Gli investigatori della squadra mobile e del commissariato di polizia di Piazza Armerina, su delega della procura di Enna, hanno notificato la revoca del beneficio

ENNA – Tredici dei 23 arrestati nel blitz di fine gennaio a Enna contro l’organizzazione che gestiva spaccio, estorsioni e rapine, secondo quanto ricostruito, percepivano il reddito di cittadinanza.

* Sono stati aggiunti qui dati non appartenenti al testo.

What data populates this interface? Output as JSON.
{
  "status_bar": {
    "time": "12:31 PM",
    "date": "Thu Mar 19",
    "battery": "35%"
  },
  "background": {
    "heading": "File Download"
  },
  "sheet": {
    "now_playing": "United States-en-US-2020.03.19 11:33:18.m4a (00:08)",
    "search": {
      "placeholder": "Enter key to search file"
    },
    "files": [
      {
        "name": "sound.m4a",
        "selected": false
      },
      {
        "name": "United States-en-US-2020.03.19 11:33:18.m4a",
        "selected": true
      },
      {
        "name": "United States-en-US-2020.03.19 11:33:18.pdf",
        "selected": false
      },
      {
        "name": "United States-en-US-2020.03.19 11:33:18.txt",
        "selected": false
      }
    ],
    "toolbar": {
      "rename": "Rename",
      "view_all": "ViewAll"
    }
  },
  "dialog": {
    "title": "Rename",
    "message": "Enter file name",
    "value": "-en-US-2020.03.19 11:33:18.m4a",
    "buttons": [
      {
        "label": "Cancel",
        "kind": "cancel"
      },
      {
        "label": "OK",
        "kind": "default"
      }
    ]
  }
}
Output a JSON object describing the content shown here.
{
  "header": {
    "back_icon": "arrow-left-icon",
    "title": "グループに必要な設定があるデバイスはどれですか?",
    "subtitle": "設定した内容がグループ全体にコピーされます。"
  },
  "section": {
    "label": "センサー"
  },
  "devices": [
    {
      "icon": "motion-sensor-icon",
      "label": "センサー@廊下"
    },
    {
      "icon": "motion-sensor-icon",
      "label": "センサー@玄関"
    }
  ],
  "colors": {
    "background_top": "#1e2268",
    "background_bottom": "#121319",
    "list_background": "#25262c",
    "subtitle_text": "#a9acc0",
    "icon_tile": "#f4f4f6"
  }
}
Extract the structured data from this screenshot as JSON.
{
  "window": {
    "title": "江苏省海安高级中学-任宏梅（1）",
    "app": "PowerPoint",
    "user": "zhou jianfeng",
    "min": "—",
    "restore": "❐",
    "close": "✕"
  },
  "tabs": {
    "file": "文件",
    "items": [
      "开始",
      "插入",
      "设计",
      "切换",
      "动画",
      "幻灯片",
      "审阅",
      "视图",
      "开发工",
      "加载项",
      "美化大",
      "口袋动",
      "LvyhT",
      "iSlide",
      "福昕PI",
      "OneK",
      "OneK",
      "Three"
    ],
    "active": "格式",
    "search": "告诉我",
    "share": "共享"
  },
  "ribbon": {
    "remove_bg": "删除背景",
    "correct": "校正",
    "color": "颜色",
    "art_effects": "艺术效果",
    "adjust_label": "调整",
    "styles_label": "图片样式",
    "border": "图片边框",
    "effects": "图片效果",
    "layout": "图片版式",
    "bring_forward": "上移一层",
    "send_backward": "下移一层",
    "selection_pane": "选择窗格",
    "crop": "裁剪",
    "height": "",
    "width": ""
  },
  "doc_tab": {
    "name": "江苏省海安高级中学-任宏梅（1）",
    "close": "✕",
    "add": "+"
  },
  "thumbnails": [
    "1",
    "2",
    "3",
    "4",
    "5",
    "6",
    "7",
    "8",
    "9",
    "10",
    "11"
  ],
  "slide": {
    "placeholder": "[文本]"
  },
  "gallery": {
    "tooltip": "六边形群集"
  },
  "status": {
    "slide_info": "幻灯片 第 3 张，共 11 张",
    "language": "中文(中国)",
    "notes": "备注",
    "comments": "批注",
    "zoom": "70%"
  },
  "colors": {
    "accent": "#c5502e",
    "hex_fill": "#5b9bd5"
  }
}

Dopo i necessari controlli e incroci di dati con l’agenzia delle entrate e l’Inps i tredici destinatari del sussidio sono stati denunciati per la violazione della normativa sul reddito di cittadinanza.

Gli investigatori della squadra mobile e del commissariato di polizia di Piazza Armerina, su delega della procura di Enna, hanno notificato la revoca del beneficio. Complessivamente, lo Stato ha elargito circa 10 mila euro al mese a tali soggetti. Che, pur non espletando ufficialmente alcuna attività lavorativa, beneficiavano dell’assegno ‘dedicandosi’ al traffico di stupefacenti. L’Inps ha pure avviato le procedure per il recupero delle pregresse somme indebitamente percepite.